The Maharashtra government told the Bombay High Court on Tuesday that it would extend its policy of launching door-to-door COVID-19 vaccination campaigns for the elderly, disabled persons and bedridden and unable to visit vaccination centres, within a week. Will finalize inside.
State counsel Geeta Shastri presented a draft policy before a bench of Chief Justice Dipankar Dutta and Justice GS Kulkarni.
Shastri said the state has constituted a special task force comprising experts and stakeholders to formulate such a policy.
He said though the details of the policy are yet to be made public, it will be finalized within a week and will be placed before the court.
The bench accepted Shastri’s arguments.
It was hearing a bunch of PILs, including a petition filed by advocate Dhriti Kapadia, seeking door-to-door COVID-19 vaccination for people above the age of 75 and specially-abled or handicapped persons. was demanded.
During the last hearing, the High Court observed that the Center had not imposed any restriction on the states to conduct door-to-door vaccination for the elderly and disabled citizens.
It had also said that the central government policy or standard operating procedure (SOP) on vaccination which did not provide for door-to-door drive was only an advisory.
On Tuesday, the bench said, “Prima facie, we are of the opinion that the task force is moving in the right direction. However, we leave it to the task force to include such measures which are beneficial to the health of the elderly.” . and citizens with disabilities.”
“We hope that when we consider this PIL further, the state will be in a position to show us the accepted guidelines,” the court said.
The bench also directed the Maharashtra government and the Brihanmumbai Municipal Corporation (BMC) to furnish municipal ward-wise details of the vaccines to be given to the mentally ill and homeless people in the city.

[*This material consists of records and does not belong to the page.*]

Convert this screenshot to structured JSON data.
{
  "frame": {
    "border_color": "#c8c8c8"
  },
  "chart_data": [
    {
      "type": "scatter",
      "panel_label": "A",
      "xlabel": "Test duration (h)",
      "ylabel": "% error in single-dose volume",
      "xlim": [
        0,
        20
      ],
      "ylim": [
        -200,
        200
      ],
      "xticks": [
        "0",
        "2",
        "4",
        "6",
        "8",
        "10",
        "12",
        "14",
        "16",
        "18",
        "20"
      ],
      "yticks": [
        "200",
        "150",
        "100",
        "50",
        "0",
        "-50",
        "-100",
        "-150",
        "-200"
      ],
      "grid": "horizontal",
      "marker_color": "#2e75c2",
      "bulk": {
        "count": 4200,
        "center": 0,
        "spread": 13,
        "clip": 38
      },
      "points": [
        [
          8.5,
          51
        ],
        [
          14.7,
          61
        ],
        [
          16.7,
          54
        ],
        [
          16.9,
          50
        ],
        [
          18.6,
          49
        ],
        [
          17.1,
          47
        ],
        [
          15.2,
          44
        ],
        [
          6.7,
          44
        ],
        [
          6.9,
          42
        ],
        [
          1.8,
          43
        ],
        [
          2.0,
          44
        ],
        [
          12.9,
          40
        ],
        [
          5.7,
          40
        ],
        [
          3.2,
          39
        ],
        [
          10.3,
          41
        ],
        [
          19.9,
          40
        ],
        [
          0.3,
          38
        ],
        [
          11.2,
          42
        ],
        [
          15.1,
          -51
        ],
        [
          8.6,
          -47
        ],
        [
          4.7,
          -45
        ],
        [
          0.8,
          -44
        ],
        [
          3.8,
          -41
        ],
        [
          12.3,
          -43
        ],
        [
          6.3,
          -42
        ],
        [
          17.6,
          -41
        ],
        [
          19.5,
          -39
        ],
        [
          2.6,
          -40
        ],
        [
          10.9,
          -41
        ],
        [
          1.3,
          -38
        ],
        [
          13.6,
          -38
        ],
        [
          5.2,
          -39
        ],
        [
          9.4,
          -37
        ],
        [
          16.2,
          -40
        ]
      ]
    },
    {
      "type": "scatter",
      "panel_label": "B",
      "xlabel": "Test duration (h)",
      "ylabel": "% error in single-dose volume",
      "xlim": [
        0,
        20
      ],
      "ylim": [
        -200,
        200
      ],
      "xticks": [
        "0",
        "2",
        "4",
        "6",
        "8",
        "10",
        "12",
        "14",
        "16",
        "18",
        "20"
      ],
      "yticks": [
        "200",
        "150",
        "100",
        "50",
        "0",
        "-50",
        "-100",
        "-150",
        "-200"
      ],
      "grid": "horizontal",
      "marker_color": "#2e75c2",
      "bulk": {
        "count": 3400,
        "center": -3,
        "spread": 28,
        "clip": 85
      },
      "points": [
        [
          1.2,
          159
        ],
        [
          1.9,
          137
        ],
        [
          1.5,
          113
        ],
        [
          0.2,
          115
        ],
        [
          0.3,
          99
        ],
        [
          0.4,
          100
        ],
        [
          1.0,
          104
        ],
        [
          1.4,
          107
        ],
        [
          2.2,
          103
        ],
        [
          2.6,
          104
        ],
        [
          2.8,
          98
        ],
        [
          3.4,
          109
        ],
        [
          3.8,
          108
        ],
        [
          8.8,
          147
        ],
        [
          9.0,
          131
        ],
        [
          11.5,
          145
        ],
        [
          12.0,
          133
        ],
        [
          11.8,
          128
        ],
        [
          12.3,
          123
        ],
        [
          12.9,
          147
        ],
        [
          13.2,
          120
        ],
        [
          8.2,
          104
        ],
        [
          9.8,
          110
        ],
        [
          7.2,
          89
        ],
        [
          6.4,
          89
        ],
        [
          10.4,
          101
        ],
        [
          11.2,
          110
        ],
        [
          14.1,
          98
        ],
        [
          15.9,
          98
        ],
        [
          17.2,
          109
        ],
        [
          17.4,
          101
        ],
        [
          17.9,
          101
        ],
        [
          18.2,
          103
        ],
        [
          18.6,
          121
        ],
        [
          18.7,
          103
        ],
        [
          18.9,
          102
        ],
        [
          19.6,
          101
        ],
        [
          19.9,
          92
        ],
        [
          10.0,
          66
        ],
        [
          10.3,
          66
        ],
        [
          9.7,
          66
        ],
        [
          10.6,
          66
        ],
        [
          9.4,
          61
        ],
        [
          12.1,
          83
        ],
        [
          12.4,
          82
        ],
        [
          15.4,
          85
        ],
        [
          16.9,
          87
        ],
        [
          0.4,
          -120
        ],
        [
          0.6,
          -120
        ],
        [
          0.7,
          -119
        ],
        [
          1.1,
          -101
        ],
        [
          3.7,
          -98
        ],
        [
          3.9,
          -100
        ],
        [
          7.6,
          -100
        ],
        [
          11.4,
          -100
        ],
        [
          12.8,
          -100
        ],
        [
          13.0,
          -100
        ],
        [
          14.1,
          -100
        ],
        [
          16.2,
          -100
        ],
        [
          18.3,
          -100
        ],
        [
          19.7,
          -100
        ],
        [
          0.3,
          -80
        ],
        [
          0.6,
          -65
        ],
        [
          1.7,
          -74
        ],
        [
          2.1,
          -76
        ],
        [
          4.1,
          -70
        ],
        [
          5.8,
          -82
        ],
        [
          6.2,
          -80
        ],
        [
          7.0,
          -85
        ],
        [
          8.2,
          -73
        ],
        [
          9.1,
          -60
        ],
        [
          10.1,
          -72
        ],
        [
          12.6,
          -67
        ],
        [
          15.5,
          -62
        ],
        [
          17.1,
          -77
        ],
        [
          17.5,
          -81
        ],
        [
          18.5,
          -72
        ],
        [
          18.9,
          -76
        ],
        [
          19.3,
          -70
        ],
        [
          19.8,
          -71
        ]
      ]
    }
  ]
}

The direction came on another PIL filed by advocate Sarosh Bharucha, seeking court’s intervention to ensure greater access to vaccines to citizens.
Bharucha pointed out that the current state guidelines on COVID-19 vaccination do not cover those who were mentally ill and those without a legal guardian, and therefore, not in a position to give informed consent to receive the vaccine. Were.
The HC asked state and municipal authorities to respond on the issue by next week.
“How many homeless or mentally ill persons have been taken care of in each ward of the city? We are asking you (the state) to provide them food, shelter, vaccination, everything,” the high court said.
“Your affidavit is absolutely silent on this issue. We are a very complex society. No one can be ignored or neglected,” the HC said.
The court will next hear the above PIL on June 29.